If the user parses the file with python or some other script then they see all the data.
If the user opens Excel, selects import from csv, then specifies '65001: Unicode (UTF-8)' then they see all the data.
Unfortunately users click on the file in the download manager or file explorer and Excel tries to parse the file as '1252: Western European (Windows)' - in this case they get about 99% of the data with a few corrupt lines thrown in.
I want to remove the problem data at source and continue generating csv so as not to break downstream processes.

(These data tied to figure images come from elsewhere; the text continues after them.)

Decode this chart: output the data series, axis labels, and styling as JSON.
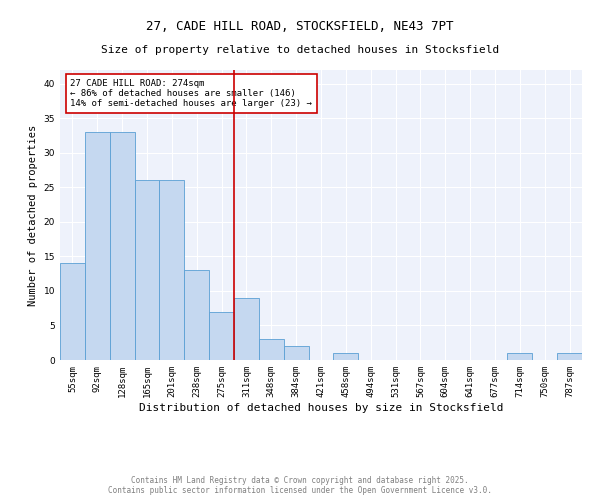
{
  "title1": "27, CADE HILL ROAD, STOCKSFIELD, NE43 7PT",
  "title2": "Size of property relative to detached houses in Stocksfield",
  "xlabel": "Distribution of detached houses by size in Stocksfield",
  "ylabel": "Number of detached properties",
  "categories": [
    "55sqm",
    "92sqm",
    "128sqm",
    "165sqm",
    "201sqm",
    "238sqm",
    "275sqm",
    "311sqm",
    "348sqm",
    "384sqm",
    "421sqm",
    "458sqm",
    "494sqm",
    "531sqm",
    "567sqm",
    "604sqm",
    "641sqm",
    "677sqm",
    "714sqm",
    "750sqm",
    "787sqm"
  ],
  "values": [
    14,
    33,
    33,
    26,
    26,
    13,
    7,
    9,
    3,
    2,
    0,
    1,
    0,
    0,
    0,
    0,
    0,
    0,
    1,
    0,
    1
  ],
  "bar_color": "#c5d8f0",
  "bar_edge_color": "#5a9fd4",
  "red_line_index": 6,
  "red_line_color": "#cc0000",
  "annotation_line1": "27 CADE HILL ROAD: 274sqm",
  "annotation_line2": "← 86% of detached houses are smaller (146)",
  "annotation_line3": "14% of semi-detached houses are larger (23) →",
  "annotation_box_edge": "#cc0000",
  "ylim": [
    0,
    42
  ],
  "yticks": [
    0,
    5,
    10,
    15,
    20,
    25,
    30,
    35,
    40
  ],
  "background_color": "#eef2fb",
  "footer1": "Contains HM Land Registry data © Crown copyright and database right 2025.",
  "footer2": "Contains public sector information licensed under the Open Government Licence v3.0.",
  "title1_fontsize": 9,
  "title2_fontsize": 8,
  "xlabel_fontsize": 8,
  "ylabel_fontsize": 7.5,
  "tick_fontsize": 6.5,
  "annotation_fontsize": 6.5,
  "footer_fontsize": 5.5
}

This python script identifies the problem records:
#! /usr/bin/env python3
import re
with open('file.csv') as f:
c = 0
d = 0
ct = {}
for l in f:
x = re.sub('[ -~]', '', l.rstrip())
if x != "":
d += 1
print("c:{} '{}' '{}'".format(c,x,l.rstrip()))
for y in x:
print(ord(y), hex(ord(y)), y.encode('utf-8'))
if ord(y) in ct:
ct[ord(y)] = ct[ord(y)] + 1
else:
ct[ord(y)] = 1
c += 1
print("Found {} problem lines out of {} total".format(d, c))
print(ct)
For example:
c:19286 '⿬⿬' '..."Come back an⿬~⿬ back"...'
226 0xe2 b'\xc3\xa2'
191 0xbf b'\xc2\xbf'
172 0xac b'\xc2\xac'
226 0xe2 b'\xc3\xa2'
191 0xbf b'\xc2\xbf'
172 0xac b'\xc2\xac'
How do I match and replace/remove ⿬
in php?
I'm trying the below, but it isn't doing anything:
$new = str_replace(
array(
"\u{00e2}",
"\u{00c3}\u{00a2}",
"\u{00e2}\u{00bf}\u{00ac}",
"\u{00c3}\u{00a2}\u{00c2}\u{00bf}\u{00c2}\u{00ac}",
),
array(
"#e2#",
"#c3a2#",
"#e2/bf/ac#",
"#c3a2/c2bf/c2ac#",
),
$text
);
EDIT:
Corrected the 226 code point to e2.
This didn't solve the issue.
⿬
is the representation from python, excel renders it as a white square box containing a question mark (not a diamond)